Bike Fit Evaluation



What is the bike fit evaluation?


Whether you are a competitive cyclist, bike commuter, or just ride for fun, you and your bike should fit well together and work as an integrated unit. A proper bike fit minimizes discomfort, increases efficiency, and helps prevent pain or injury. Creekside therapists can evaluate the way your body is positioned on the bike and make sure that your biking style "fits" your functional goals, whether they are focused on recreation, competition, or practical transportation. Bike fit evaluations include: musculoskeletal evaluation, bicycle evaluation and measurement, video analysis, static and dynamic measurements on the bicycle, instruction in proper stretching and strengthening to correct muscle imbalance or postural dysfunction, techniques for injury prevention, and recovery strategies for bicycle related injuries.

The therapists at Creekside want you to know that personal fitness, proper body mechanics, and correct sizing are equally important factors in riding. Good flexibility of the hamstrings, quadriceps, and gluteal muscles is crucial because they generate the majority of pedaling force and experience a high frequency arc of motion. Proper stretching, balance, and strengthening exercises will help with coordination of bicycling-related skills and contribute to enhanced performance. Also, consider your level of endurance as you determine the distances you would like to ride.

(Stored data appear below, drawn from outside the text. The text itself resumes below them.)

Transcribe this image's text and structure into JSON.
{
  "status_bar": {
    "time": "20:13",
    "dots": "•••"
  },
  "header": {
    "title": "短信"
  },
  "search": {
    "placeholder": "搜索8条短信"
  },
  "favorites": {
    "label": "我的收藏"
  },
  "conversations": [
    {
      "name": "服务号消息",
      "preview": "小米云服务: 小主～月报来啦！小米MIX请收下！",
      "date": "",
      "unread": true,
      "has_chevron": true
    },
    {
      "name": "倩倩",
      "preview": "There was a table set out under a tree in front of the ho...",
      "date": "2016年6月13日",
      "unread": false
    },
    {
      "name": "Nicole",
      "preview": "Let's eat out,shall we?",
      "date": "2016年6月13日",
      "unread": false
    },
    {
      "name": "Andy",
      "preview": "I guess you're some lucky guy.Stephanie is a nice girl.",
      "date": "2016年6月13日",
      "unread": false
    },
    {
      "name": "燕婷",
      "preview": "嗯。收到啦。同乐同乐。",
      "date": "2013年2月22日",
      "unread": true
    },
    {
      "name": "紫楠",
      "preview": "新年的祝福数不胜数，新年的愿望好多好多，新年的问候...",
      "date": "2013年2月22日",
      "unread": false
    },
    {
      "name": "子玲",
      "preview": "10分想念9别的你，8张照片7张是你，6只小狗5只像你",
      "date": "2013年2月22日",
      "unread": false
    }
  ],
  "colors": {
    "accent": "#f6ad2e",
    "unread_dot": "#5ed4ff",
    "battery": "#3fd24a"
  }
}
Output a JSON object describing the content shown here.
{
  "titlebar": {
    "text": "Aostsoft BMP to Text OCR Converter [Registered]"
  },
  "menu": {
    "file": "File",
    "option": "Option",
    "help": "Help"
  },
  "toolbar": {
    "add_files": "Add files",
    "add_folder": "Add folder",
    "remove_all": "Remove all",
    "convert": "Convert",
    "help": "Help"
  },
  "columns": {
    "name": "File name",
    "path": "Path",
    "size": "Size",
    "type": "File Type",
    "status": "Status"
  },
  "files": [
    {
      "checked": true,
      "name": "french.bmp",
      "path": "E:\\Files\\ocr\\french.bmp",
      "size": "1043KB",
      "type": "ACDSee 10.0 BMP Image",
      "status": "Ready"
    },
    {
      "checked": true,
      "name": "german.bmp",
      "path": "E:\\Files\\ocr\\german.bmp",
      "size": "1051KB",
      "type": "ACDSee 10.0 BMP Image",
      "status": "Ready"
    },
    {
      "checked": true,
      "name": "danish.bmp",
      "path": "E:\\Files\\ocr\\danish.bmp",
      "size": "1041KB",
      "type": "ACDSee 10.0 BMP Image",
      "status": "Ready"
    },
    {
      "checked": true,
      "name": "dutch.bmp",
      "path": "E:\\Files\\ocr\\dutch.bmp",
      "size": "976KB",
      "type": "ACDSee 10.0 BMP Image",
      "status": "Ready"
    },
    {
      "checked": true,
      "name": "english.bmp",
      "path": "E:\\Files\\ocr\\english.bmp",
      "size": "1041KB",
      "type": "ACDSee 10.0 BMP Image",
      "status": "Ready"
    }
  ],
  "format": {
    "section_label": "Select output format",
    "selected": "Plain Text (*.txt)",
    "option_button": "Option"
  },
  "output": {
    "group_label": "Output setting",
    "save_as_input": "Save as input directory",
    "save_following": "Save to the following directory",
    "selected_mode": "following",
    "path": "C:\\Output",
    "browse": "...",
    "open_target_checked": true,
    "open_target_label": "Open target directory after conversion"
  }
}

Common bicycle related injuries:
  • Anterior (front) Knee Pain- Possible causes include having the saddle set too low, pedaling at a low cadence (speed), using your quadriceps muscles too much in pedaling, misaligned bicycle cleat for those who use clipless pedals, and other lower extremity muscle imbalances.
  • Neck Pain- Possible causes include incorrect handlebar or saddle position, poor frame match, and inadequate muscular support.
  • Lower Back Pain- Possible causes include inflexible hamstrings, low cadence, using your quadriceps muscles too much in pedaling, poor back strength, incorrect handlebars, stem or frame length.
  • Hamstring Tendonitis- Possible causes are inflexible hamstrings, high saddle, misaligned bicycle cleat, and poor hamstring strength.
  • Hand Numbness or Pain- Possible causes are short-reach handlebars, poorly placed brake levers, and a downward tilt of the saddle.
  • Foot Numbness or Pain- Possible causes are using quadriceps muscles too much in pedaling, low cadence, faulty foot mechanics, and misaligned bicycle cleat for those who use clipless pedals.
  • Ilio-Tibial Band Tendonitis- Possible causes are too-high saddle, leg length difference, and misaligned bicycle cleats.